Our goal is to extract detailed 3D information about people, their facial expressions, and their interactions with each other and the world. To do so, we train deep neural networks to regress SMPL-X body parameters (shape, body pose, hand pose, and facial expression) directly from image pixels.
As humans, we influence the world through our bodies. We express our emotions through our facial expressions and body posture. We manipulate and change the world with our hands. For computers to be full partners with humans, they have to see us and understand our behavior. They have to recognize our facial expressions, our gestures, our movements and our actions. This means that we need robust algorithms and expressive representations that can capture human pose, motion, and behavior.
There is a long history of research on this topic but, in Perceiving Systems, our focus has always been on developing 3D representations of the body, extracting these from images and video, and using these as the foundation for human behavior analysis.
Representing and extracting 3D body shape and pose has not been the dominant paradigm in the field but this is now changing. The introduction of our SMPL body model helped change this. SMPL is accurate, easy to use, compatible with game engines, differentiable, and is now widely used both in research and industry. It can be easily fit to image data "top down" or integrated into the end-to-end training of neural networks.

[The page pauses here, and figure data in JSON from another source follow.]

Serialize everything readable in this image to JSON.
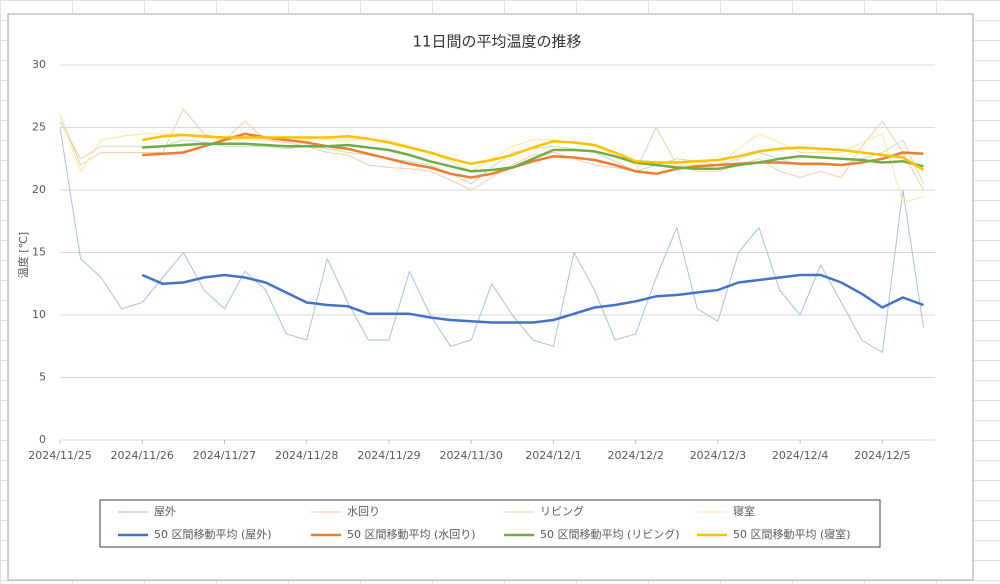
{
  "chart_data": {
    "type": "line",
    "title": "11日間の平均温度の推移",
    "y_label": "温度 [℃]",
    "x": [
      0,
      0.25,
      0.5,
      0.75,
      1,
      1.25,
      1.5,
      1.75,
      2,
      2.25,
      2.5,
      2.75,
      3,
      3.25,
      3.5,
      3.75,
      4,
      4.25,
      4.5,
      4.75,
      5,
      5.25,
      5.5,
      5.75,
      6,
      6.25,
      6.5,
      6.75,
      7,
      7.25,
      7.5,
      7.75,
      8,
      8.25,
      8.5,
      8.75,
      9,
      9.25,
      9.5,
      9.75,
      10,
      10.25,
      10.5
    ],
    "xlim": [
      0,
      10.64
    ],
    "xticks": [
      {
        "value": 0,
        "label": "2024/11/25"
      },
      {
        "value": 1,
        "label": "2024/11/26"
      },
      {
        "value": 2,
        "label": "2024/11/27"
      },
      {
        "value": 3,
        "label": "2024/11/28"
      },
      {
        "value": 4,
        "label": "2024/11/29"
      },
      {
        "value": 5,
        "label": "2024/11/30"
      },
      {
        "value": 6,
        "label": "2024/12/1"
      },
      {
        "value": 7,
        "label": "2024/12/2"
      },
      {
        "value": 8,
        "label": "2024/12/3"
      },
      {
        "value": 9,
        "label": "2024/12/4"
      },
      {
        "value": 10,
        "label": "2024/12/5"
      }
    ],
    "ylim": [
      0,
      30
    ],
    "yticks": [
      0,
      5,
      10,
      15,
      20,
      25,
      30
    ],
    "grid": true,
    "series": [
      {
        "name": "屋外",
        "color": "#a9c1e6",
        "width": 1,
        "values": [
          25,
          14.5,
          13,
          10.5,
          11,
          13,
          15,
          12,
          10.5,
          13.5,
          12,
          8.5,
          8,
          14.5,
          11,
          8,
          8,
          13.5,
          10,
          7.5,
          8,
          12.5,
          10,
          8,
          7.5,
          15,
          12,
          8,
          8.5,
          13,
          17,
          10.5,
          9.5,
          15,
          17,
          12,
          10,
          14,
          11,
          8,
          7,
          20,
          9
        ]
      },
      {
        "name": "水回り",
        "color": "#f8cbad",
        "width": 1,
        "values": [
          26,
          22,
          23,
          23,
          23,
          23,
          26.5,
          24.5,
          24,
          25.5,
          24,
          23.8,
          23.5,
          23,
          22.8,
          22,
          21.8,
          21.7,
          21.5,
          20.8,
          20,
          21,
          22,
          22.8,
          23,
          22.5,
          22,
          21.8,
          21.5,
          25,
          22,
          21.5,
          21.5,
          22,
          22.5,
          21.5,
          21,
          21.5,
          21,
          23.5,
          25.5,
          23,
          20
        ]
      },
      {
        "name": "リビング",
        "color": "#c5e0b4",
        "width": 1,
        "values": [
          25.5,
          22.5,
          23.5,
          23.5,
          23.5,
          23.5,
          24,
          23.8,
          23.5,
          23.5,
          23.5,
          23.3,
          23.5,
          23.3,
          23,
          22.8,
          22.5,
          22.3,
          22,
          21.3,
          20.5,
          21.8,
          23,
          23.3,
          23.5,
          23.3,
          23,
          22.3,
          21.5,
          22,
          22.5,
          22.3,
          22,
          22.5,
          23,
          22.5,
          22,
          22,
          22,
          22.5,
          23,
          24,
          20.5
        ]
      },
      {
        "name": "寝室",
        "color": "#ffe699",
        "width": 1,
        "values": [
          26,
          21.5,
          24,
          24.3,
          24.5,
          24.5,
          24.5,
          24.2,
          24,
          24,
          24,
          24,
          24,
          24,
          24,
          24,
          24,
          23.5,
          23,
          22.3,
          21.5,
          22.5,
          23.5,
          24,
          24,
          23.8,
          23.5,
          22.8,
          22,
          22,
          22,
          22,
          22,
          23.3,
          24.5,
          23.8,
          23,
          23,
          23,
          23.8,
          24.5,
          19,
          19.5
        ]
      },
      {
        "name": "50 区間移動平均 (屋外)",
        "color": "#4472c4",
        "width": 2.5,
        "values": [
          null,
          null,
          null,
          null,
          13.2,
          12.5,
          12.6,
          13,
          13.2,
          13,
          12.6,
          11.8,
          11,
          10.8,
          10.7,
          10.1,
          10.1,
          10.1,
          9.8,
          9.6,
          9.5,
          9.4,
          9.4,
          9.4,
          9.6,
          10.1,
          10.6,
          10.8,
          11.1,
          11.5,
          11.6,
          11.8,
          12,
          12.6,
          12.8,
          13,
          13.2,
          13.2,
          12.6,
          11.7,
          10.6,
          11.4,
          10.8
        ]
      },
      {
        "name": "50 区間移動平均 (水回り)",
        "color": "#ed7d31",
        "width": 2.5,
        "values": [
          null,
          null,
          null,
          null,
          22.8,
          22.9,
          23,
          23.5,
          24,
          24.5,
          24.2,
          24,
          23.8,
          23.5,
          23.3,
          22.9,
          22.5,
          22.1,
          21.8,
          21.3,
          21,
          21.3,
          21.8,
          22.3,
          22.7,
          22.6,
          22.4,
          22,
          21.5,
          21.3,
          21.7,
          21.9,
          22,
          22.1,
          22.2,
          22.2,
          22.1,
          22.1,
          22,
          22.2,
          22.5,
          23,
          22.9
        ]
      },
      {
        "name": "50 区間移動平均 (リビング)",
        "color": "#70ad47",
        "width": 2.5,
        "values": [
          null,
          null,
          null,
          null,
          23.4,
          23.5,
          23.6,
          23.7,
          23.7,
          23.7,
          23.6,
          23.5,
          23.5,
          23.5,
          23.6,
          23.4,
          23.2,
          22.8,
          22.3,
          21.9,
          21.5,
          21.6,
          21.8,
          22.5,
          23.2,
          23.2,
          23.1,
          22.7,
          22.2,
          22,
          21.8,
          21.7,
          21.7,
          22,
          22.2,
          22.5,
          22.7,
          22.6,
          22.5,
          22.4,
          22.2,
          22.3,
          21.9
        ]
      },
      {
        "name": "50 区間移動平均 (寝室)",
        "color": "#ffc000",
        "width": 2.5,
        "values": [
          null,
          null,
          null,
          null,
          24,
          24.3,
          24.4,
          24.3,
          24.2,
          24.2,
          24.2,
          24.2,
          24.2,
          24.2,
          24.3,
          24.1,
          23.8,
          23.4,
          23,
          22.5,
          22.1,
          22.4,
          22.8,
          23.4,
          23.9,
          23.8,
          23.6,
          23,
          22.3,
          22.2,
          22.2,
          22.3,
          22.4,
          22.7,
          23.1,
          23.3,
          23.4,
          23.3,
          23.2,
          23,
          22.8,
          22.6,
          21.6
        ]
      }
    ]
  }
}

Over the last six years we have shown how to fit SMPL and SMPL-X to image data and how to train deep networks end-to-end to extract full-body shape, pose, and facial expressions from single images or videos. This includes the following methods, which provide foundational tools for capturing and analyzing human motion in natural settings
- SMPLify [ ]
- Unite the People [ ]
- Human Mesh Recovery (HMR) [ ]
- Neural Body Fitting [ ]
- SMPLify-X [ ]
- SPIN [ ]
- PROX [ ]
- VIBE [ ]
- ExPose [ ]
- TUCH [ ]
- PARE [ ]
- SPEC [ ]
- ROMP [ ]
- PIXIE [ ]
We are often interested in the interaction between multiple people and between people and objects. Consequently we have developed methods for detecting and tracking people in crowded scenes, for recognizing hand-object interactions, and for tracking 3D human motion in the wild.
Our ultimate goal is to understand behavior. To do so we first want to capture it at scale. This means robustly and efficiently tracking human behavior in natural settings and relating that behavior to the 3D world around the person.